Objective: To assess the sensitivity (Sen) and false positive ratio (FPR) of stepwise sequential screening [1st step: combined test (CT), 2nd step: modified genetic sonography (major malformation and nuchal fold, MGS)] as a screening method for Down's syndrome (DS) in the general population of pregnant women.

Methods: Prospective study. During a 5-year study period (July 2005 to June 2010), 17,911 pregnant women were screened for DS using a stepwise sequential screening method (CT+MGS). We evaluated the Sen and FPR (95% CI) of the two chromosomal disorder screening methods for DS: CT and CT+MGS.

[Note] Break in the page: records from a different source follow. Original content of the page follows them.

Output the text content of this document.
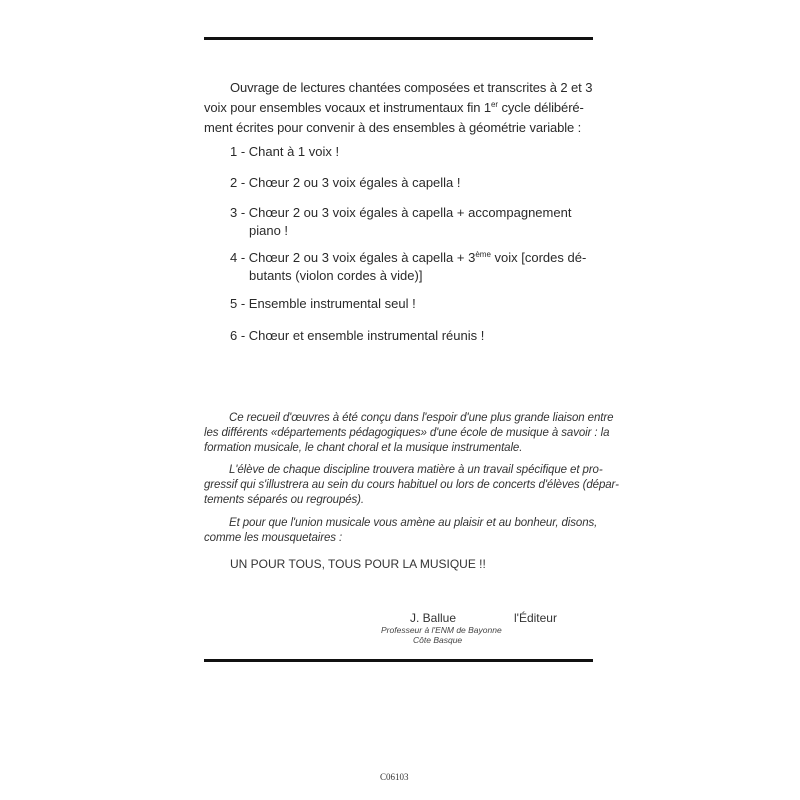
Ouvrage de lectures chantées composées et transcrites à 2 et 3
voix pour ensembles vocaux et instrumentaux fin 1er cycle délibéré-
ment écrites pour convenir à des ensembles à géométrie variable :
1 - Chant à 1 voix !
2 - Chœur 2 ou 3 voix égales à capella !
3 - Chœur 2 ou 3 voix égales à capella + accompagnement
piano !
4 - Chœur 2 ou 3 voix égales à capella + 3ème voix [cordes dé-
butants (violon cordes à vide)]
5 - Ensemble instrumental seul !
6 - Chœur et ensemble instrumental réunis !
Ce recueil d'œuvres à été conçu dans l'espoir d'une plus grande liaison entre
les différents «départements pédagogiques» d'une école de musique à savoir : la
formation musicale, le chant choral et la musique instrumentale.
L'élève de chaque discipline trouvera matière à un travail spécifique et pro-
gressif qui s'illustrera au sein du cours habituel ou lors de concerts d'élèves (dépar-
tements séparés ou regroupés).
Et pour que l'union musicale vous amène au plaisir et au bonheur, disons,
comme les mousquetaires :
UN POUR TOUS, TOUS POUR LA MUSIQUE !!
J. Ballue
Professeur à l'ENM de Bayonne
Côte Basque
l'Éditeur
C06103
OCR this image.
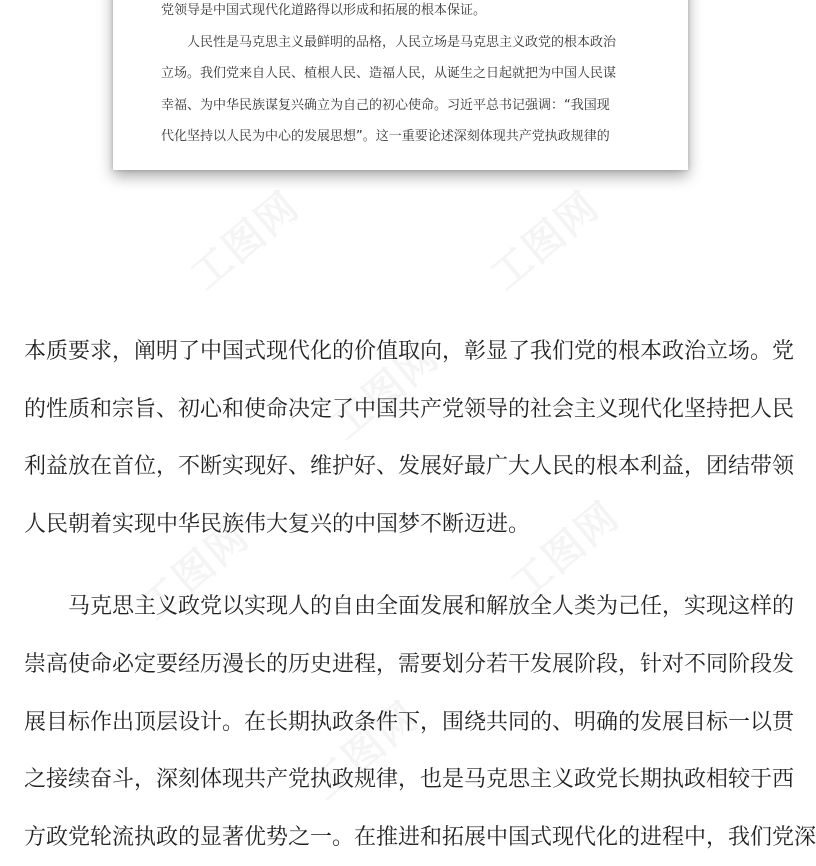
党领导是中国式现代化道路得以形成和拓展的根本保证。

人民性是马克思主义最鲜明的品格，人民立场是马克思主义政党的根本政治

立场。我们党来自人民、植根人民、造福人民，从诞生之日起就把为中国人民谋

幸福、为中华民族谋复兴确立为自己的初心使命。习近平总书记强调：“我国现

代化坚持以人民为中心的发展思想”。这一重要论述深刻体现共产党执政规律的

本质要求，阐明了中国式现代化的价值取向，彰显了我们党的根本政治立场。党

的性质和宗旨、初心和使命决定了中国共产党领导的社会主义现代化坚持把人民

利益放在首位，不断实现好、维护好、发展好最广大人民的根本利益，团结带领

人民朝着实现中华民族伟大复兴的中国梦不断迈进。

马克思主义政党以实现人的自由全面发展和解放全人类为己任，实现这样的

崇高使命必定要经历漫长的历史进程，需要划分若干发展阶段，针对不同阶段发

展目标作出顶层设计。在长期执政条件下，围绕共同的、明确的发展目标一以贯

之接续奋斗，深刻体现共产党执政规律，也是马克思主义政党长期执政相较于西

方政党轮流执政的显著优势之一。在推进和拓展中国式现代化的进程中，我们党深
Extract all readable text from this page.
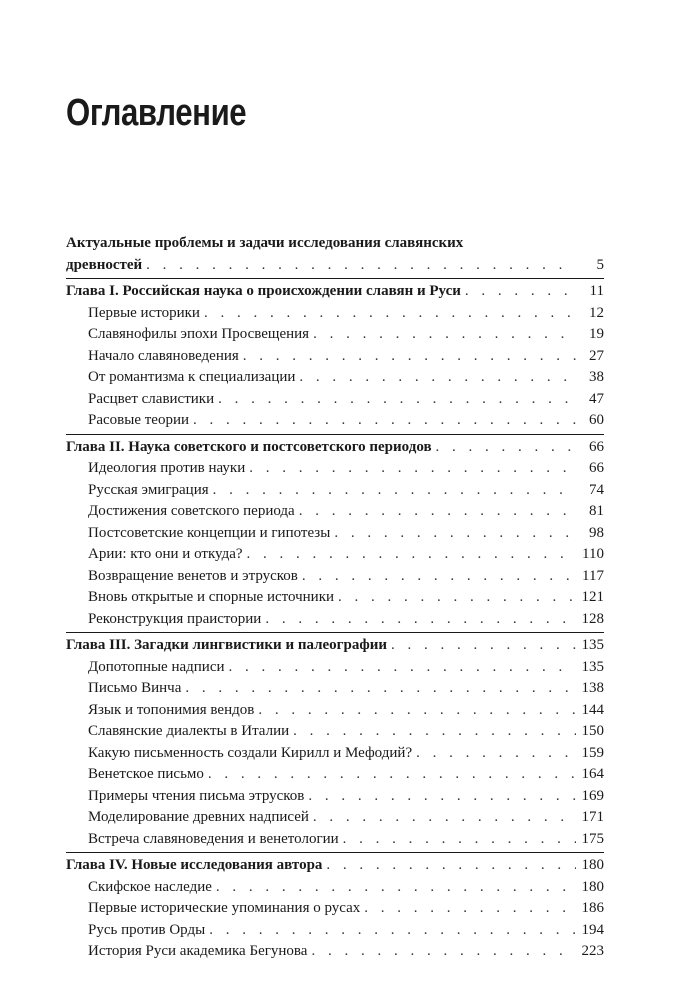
Оглавление
Актуальные проблемы и задачи исследования славянских
древностей . . .	5
Глава I. Российская наука о происхождении славян и Руси . . .	11
Первые историки . . .	12
Славянофилы эпохи Просвещения . . .	19
Начало славяноведения . . .	27
От романтизма к специализации . . .	38
Расцвет славистики . . .	47
Расовые теории . . .	60
Глава II. Наука советского и постсоветского периодов . . .	66
Идеология против науки . . .	66
Русская эмиграция . . .	74
Достижения советского периода . . .	81
Постсоветские концепции и гипотезы . . .	98
Арии: кто они и откуда? . . .	110
Возвращение венетов и этрусков . . .	117
Вновь открытые и спорные источники . . .	121
Реконструкция праистории . . .	128
Глава III. Загадки лингвистики и палеографии . . .	135
Допотопные надписи . . .	135
Письмо Винча . . .	138
Язык и топонимия вендов . . .	144
Славянские диалекты в Италии . . .	150
Какую письменность создали Кирилл и Мефодий? . . .	159
Венетское письмо . . .	164
Примеры чтения письма этрусков . . .	169
Моделирование древних надписей . . .	171
Встреча славяноведения и венетологии . . .	175
Глава IV. Новые исследования автора . . .	180
Скифское наследие . . .	180
Первые исторические упоминания о русах . . .	186
Русь против Орды . . .	194
История Руси академика Бегунова . . .	223
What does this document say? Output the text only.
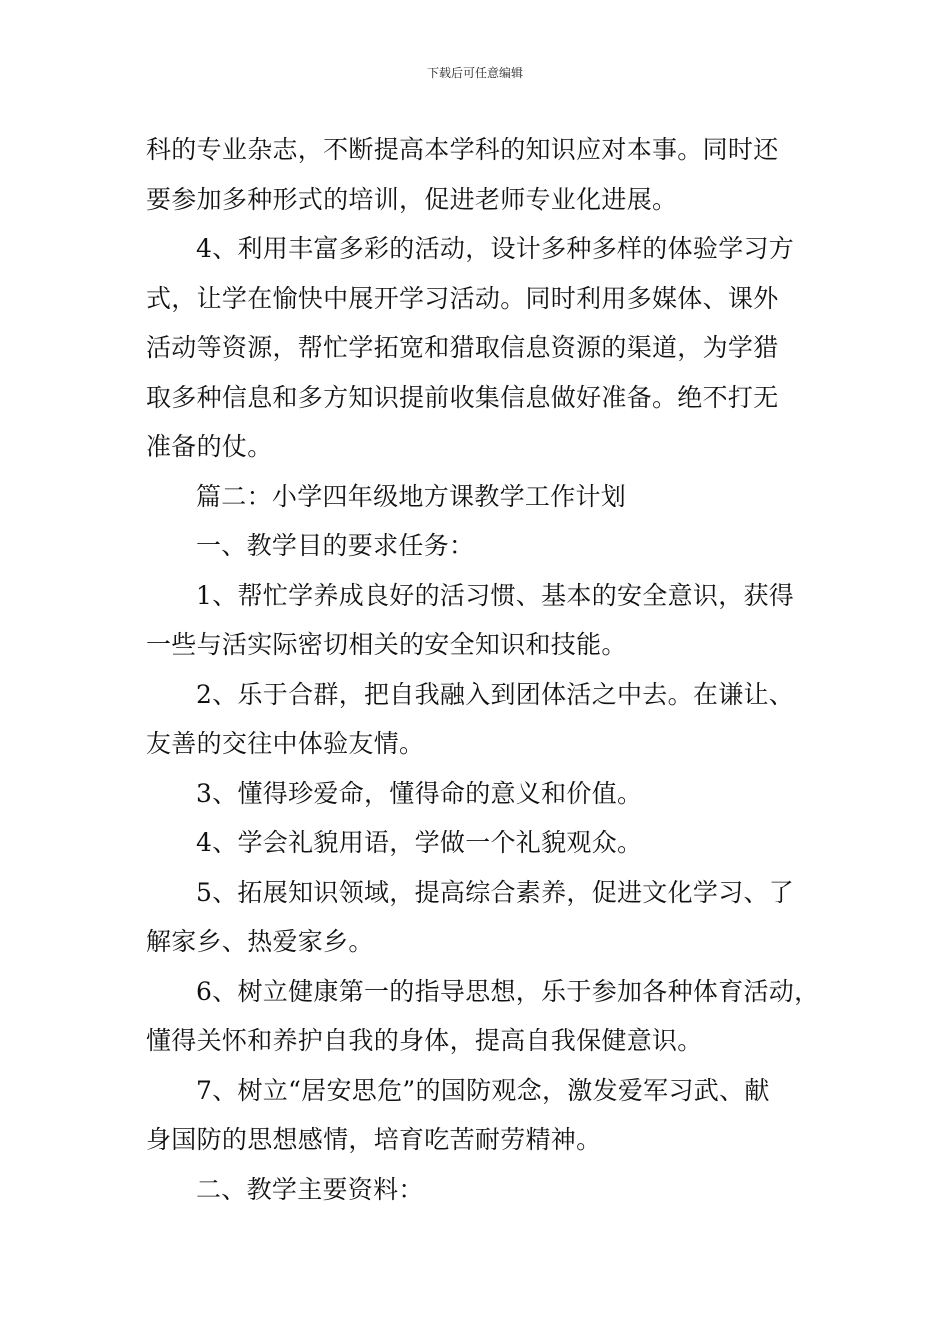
下载后可任意编辑
科的专业杂志，不断提高本学科的知识应对本事。同时还
要参加多种形式的培训，促进老师专业化进展。
4、利用丰富多彩的活动，设计多种多样的体验学习方
式，让学在愉快中展开学习活动。同时利用多媒体、课外
活动等资源，帮忙学拓宽和猎取信息资源的渠道，为学猎
取多种信息和多方知识提前收集信息做好准备。绝不打无
准备的仗。
篇二：小学四年级地方课教学工作计划
一、教学目的要求任务：
1、帮忙学养成良好的活习惯、基本的安全意识，获得
一些与活实际密切相关的安全知识和技能。
2、乐于合群，把自我融入到团体活之中去。在谦让、
友善的交往中体验友情。
3、懂得珍爱命，懂得命的意义和价值。
4、学会礼貌用语，学做一个礼貌观众。
5、拓展知识领域，提高综合素养，促进文化学习、了
解家乡、热爱家乡。
6、树立健康第一的指导思想，乐于参加各种体育活动，
懂得关怀和养护自我的身体，提高自我保健意识。
7、树立“居安思危”的国防观念，激发爱军习武、献
身国防的思想感情，培育吃苦耐劳精神。
二、教学主要资料：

Results: Seventeen thousand nine hundred and eleven cases were analysed, including 67 with chromosome abnormalities and 45 with DS. The Sen of CT for DS was 80% (95% CI; 68.3-91.7) (36/45) with a FPR of 4.2% (95% CI; 3.9-4.5) (752/17, 866). The Sen of CT+MSG for DS was 93.3 (95% CI; 85.9-99) (42/45) with a FPR of 4.8% (95% CI; 4.5-5.1) (860/17, 866).

Conclusions: MGS coupled with CT increases the Sen of DS diagnosis by 13.3% (95% CI; 2.7-25.9), with an increase in FPR of 0.6% (95% CI; 0.5-0.7).